Jack Benny's favourite home, by his daughter's account, was the first house he owned in California. Jack and Mary Livingstone rented three different places in Los Angeles after leaving New York, then bought a piece of land in 1937 and had a home constructed on it. The address was 1002 Roxbury Drive in Beverly Hills. The home is still there but has apparently been renovated extensively inside. It's said the house was copy of the home of George Burns and Gracie Allen but larger.
Joan Benny related in her book that the area was still fairly rural at the time and vacant lots were not uncommon. It was a kindler, gentler time. The Benny home had minimal security, with a system which Jack sometimes activated accidentally. Fans could walk up to the door if they wished—and some did.
The Bennys called it home for 30 years before Mary Livingstone decided she wanted to move. She and Jack bought two 39th floor penthouses before tiring of life overlooking the Pacific and purchasing a house hidden away in the Holmby Hills area.
Radio Mirror took a tour through the Benny house on Roxbury and published its findings in the April 1940 edition. These poorly-scanned photos accompanied the story.
House of Laughter
OF course, it's just a "tumble-down shack," the Benny house on Roxbury Drive in Beverly Hills, California, or so Jack says. Just a modest little grey home in the West. Even if you remind Jack of its Venetian chandeliers, inch-thick carpets, movie projection room, five bathrooms, two bars and real Battenburg lace piano cover, he insists those were Mary's ideas, not his. As star of his new Paramount picture, the rip-roaring "Buck Benny Rides Again," he could hardly admit that he likes such fripperies. Then, you say what about his mirrored dressing room, his antique mahogany highboy and his fourposter bed, whereupon he grins and says, what the heck, a guy's gotta have a half-way decent place to live in, and shows you all around, pleased as punch with the house and with himself for building it.
Well, it is something! White French Provençal set in the middle of an acre or more of ground with a swell green lawn in front; mammoth patio, swimming pool and rose garden in the back. And from the moment you enter the spacious, circular hall, papered in gray, canopied by a gorgeous chandelier fully ten feet long and sentinelled by a beautiful grandfather's clock, you realize you are in not only a house but a home.
The drawing room (Jack won't call it that, but Mary does) is done in soft rose beige tones with harmonizing satin-striped wall paper. The carpet is beige, the drapes beige and apple green satin brocade and most of the furniture is antique with beige and apple green coverings.
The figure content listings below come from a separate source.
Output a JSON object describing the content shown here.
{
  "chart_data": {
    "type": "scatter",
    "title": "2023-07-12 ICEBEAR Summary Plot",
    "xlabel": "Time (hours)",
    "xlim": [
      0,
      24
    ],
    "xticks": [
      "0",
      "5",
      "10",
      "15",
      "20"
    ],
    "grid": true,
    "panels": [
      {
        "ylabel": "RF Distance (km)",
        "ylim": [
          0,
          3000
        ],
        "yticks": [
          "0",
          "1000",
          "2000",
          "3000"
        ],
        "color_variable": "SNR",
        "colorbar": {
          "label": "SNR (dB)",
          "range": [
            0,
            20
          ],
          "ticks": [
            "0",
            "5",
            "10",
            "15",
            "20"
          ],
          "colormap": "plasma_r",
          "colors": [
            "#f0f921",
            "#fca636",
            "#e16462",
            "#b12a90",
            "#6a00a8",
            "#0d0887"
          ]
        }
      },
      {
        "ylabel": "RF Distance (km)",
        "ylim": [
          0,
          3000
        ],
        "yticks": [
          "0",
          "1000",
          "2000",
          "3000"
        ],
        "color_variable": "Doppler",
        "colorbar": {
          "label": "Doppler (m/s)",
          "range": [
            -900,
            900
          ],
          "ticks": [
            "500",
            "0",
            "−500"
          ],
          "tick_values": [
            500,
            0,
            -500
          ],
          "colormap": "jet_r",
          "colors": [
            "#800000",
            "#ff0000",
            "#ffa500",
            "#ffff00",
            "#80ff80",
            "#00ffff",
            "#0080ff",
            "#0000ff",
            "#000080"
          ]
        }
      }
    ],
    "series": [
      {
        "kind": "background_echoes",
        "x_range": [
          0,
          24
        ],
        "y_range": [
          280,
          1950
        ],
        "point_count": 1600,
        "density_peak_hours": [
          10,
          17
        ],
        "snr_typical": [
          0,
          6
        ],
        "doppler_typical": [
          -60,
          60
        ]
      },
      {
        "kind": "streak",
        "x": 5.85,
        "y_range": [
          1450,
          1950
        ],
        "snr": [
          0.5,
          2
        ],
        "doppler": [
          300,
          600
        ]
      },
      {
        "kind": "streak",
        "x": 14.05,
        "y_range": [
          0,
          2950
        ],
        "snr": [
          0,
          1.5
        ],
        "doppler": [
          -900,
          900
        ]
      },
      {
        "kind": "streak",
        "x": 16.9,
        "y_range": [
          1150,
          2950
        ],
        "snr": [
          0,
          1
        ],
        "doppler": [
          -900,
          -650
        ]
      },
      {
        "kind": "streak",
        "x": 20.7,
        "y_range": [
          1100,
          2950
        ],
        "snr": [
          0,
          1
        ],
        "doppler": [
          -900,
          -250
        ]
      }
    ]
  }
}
But here and there a scarlet chair or cushion provides a bright color accent.
Back of the drawing room is the playroom, a gay, homey place with corner seats upholstered in scarlet or green, pool, card and backgammon tables scattered conveniently about, and a projection room opening off one end, its door cunningly concealed by two large pictures.
The very formal beige and brown dining room opens on a gay little chintz hung breakfast room, where Jack and Mary and Baby Joan eat when there isn't any "company." The library is a comfortable room with a blue Oriental rug on the floor, shelves full of books that look as though they have been read, and a handsome desk which Jack says is too fancy for any real transaction of business. Several secret closets, tucked away behind movable book shelves, were when we viewed them stuffed full of Santa Claus' Christmas presents for Joan.
Upstairs you'll find Mary's bedroom. It is very luxurious, decorated in the same quiet beige shades as the drawing room, but her dressing room, as big as some people's living rooms, is a gorgeous affair of mirrors and crystal fittings. Across a little hall, Jack's bedroom, dominated by the simply huge highboy we mentioned and his equally huge four-poster, is a pleasingly masculine room done in browns and tans, with leather upholstered chairs and even a leather upholstered chaise longue. And, yes, Jack's dressing room is lined with mirrors, though he vows he never looks in any of them—well, hardly ever!
Upstairs there is also a gay nursery for Joan and beyond that a sun deck built especially for her. There is a guest room, too, a pretty, quaint apartment complete with dressing room and bath.
The playhouse, a separate building beyond the swimming pool, has another big bar, more card and game tables, a barbecue pit and dressing rooms for swimmers. The furnishings are done in scarlet and green.
There are several other things, too, about the Benny house which make it quite complete—things like huge servants' quarters, fireplaces in every room except the dining room and kitchen, a mammoth butler's pantry (well stocked with jello) and a perfectly ducky powder room on the first floor.
All in all, the house that Jack Benny built is something to be proud of—and who wouldn't be with a charming wife like Mary and a beautiful adopted daughter like Joan to share his long cherished dream?